А чья ж тут вина? Ничья, только мужикова, потому что он клейменый. У тебя нет клейма ни на рогах, ни на ушах, но ты носишь клеймо на своей одеже. Твоя одежа кричит каждому, что ты мужик. А мужиков на свете очень много, не будешь с каждым нянчиться.
Я всегда был скор на всякое решение и никогда не откладывал его выполнение. Вот так же сделал я и теперь. Скинуть с себя это клеймо к песьей матери!
Иду прямо к парикмахеру. Вот уже и стыдно мне признаться, зачем я пришел. Захожу издалека: говорю, что призывают меня на военную службу.

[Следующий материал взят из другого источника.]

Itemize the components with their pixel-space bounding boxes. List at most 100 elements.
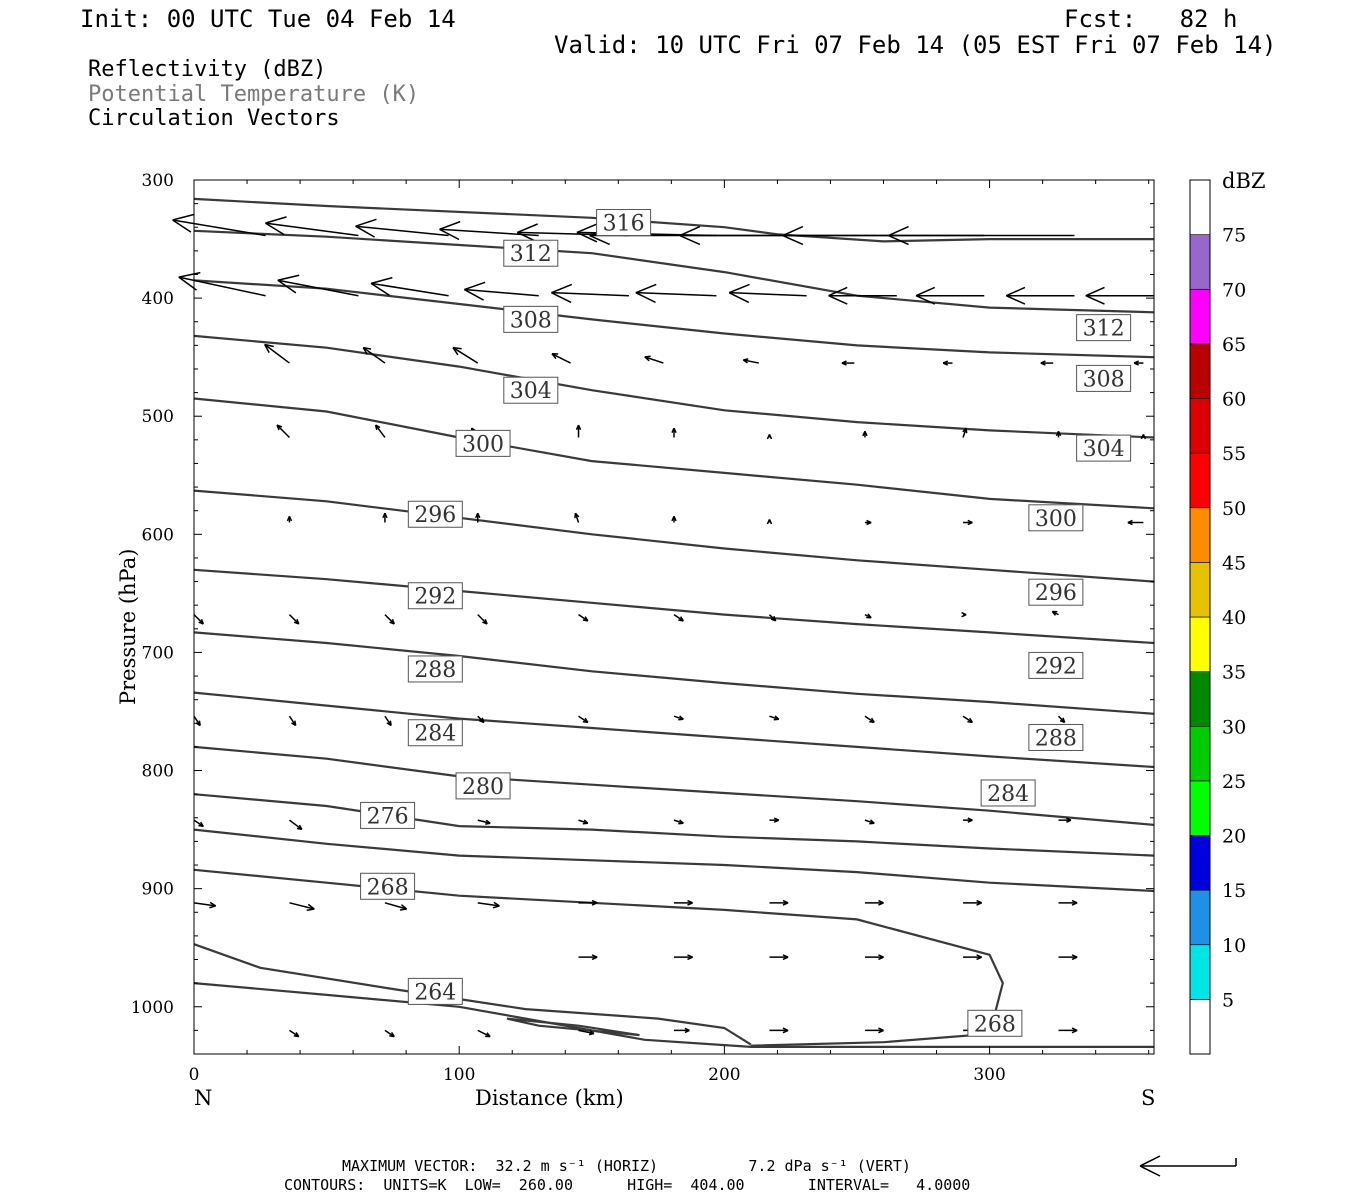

— Постричь, значит? — догадался парикмахер.
— А что же?
— Чем, машинкой или ножницами?
— А чем дешевле?
— Машинкой.
— Стриги машинкой!
Зашипело над моей головой, чах-чах вдоль, чах-чах поперек, — смотрю в зеркало: вместо кудрей вижу синюю тыкву. Встал я, отряхнулся, как курица, купавшаяся в пыли, и иду дальше. Захожу в одежную лавку.
Да и тут не признаюсь сразу, чего мне надо. Говорю, что иду в Пруссию на работу, на фабрику. Не сразу угадал лавочник, на какой товар я купец.
Сторговал за десять крон все, что мне надо, положил на руку, иду домой. Перебираю в мыслях, что со мной будет. Если уж тут, между чужими, нехватило у меня храбрости, то с каким лицом покажусь я жене на глаза? Не погладит она меня по голове и не скажет: «Носи на здоровье да рви поскорей!» Намылит мне эту синюю тыкву, ой, намылит!
Скажу ей, что пока народная одежа будет признаком мужичества, до тех пор будет она отгонять попов от пива, пугать пана Гнатковского, надоедать чиновникам, отнимать много дорогого времени у адвоката. Скажу ей, что если хочешь, чтобы тебе кто помог, не стыдясь тебя, то снимай с себя это клеймо. Скажу ей, что в теперешние времена селу не обойтись без города. Простонародная одежа не пускает тебя к благородным людям. Скажу ей, что в своей одеже мужик ничему не научится, ничего не подслушает, потому что каждый видит клейменого и таится перед ним. Скажу ей… Я-то скажу, да разве она меня поймет? Ни шиша! Где баба бывала? Чему научилась? Где уж ей понять! Придется переждать брань, пока у бабы глотка не заболит.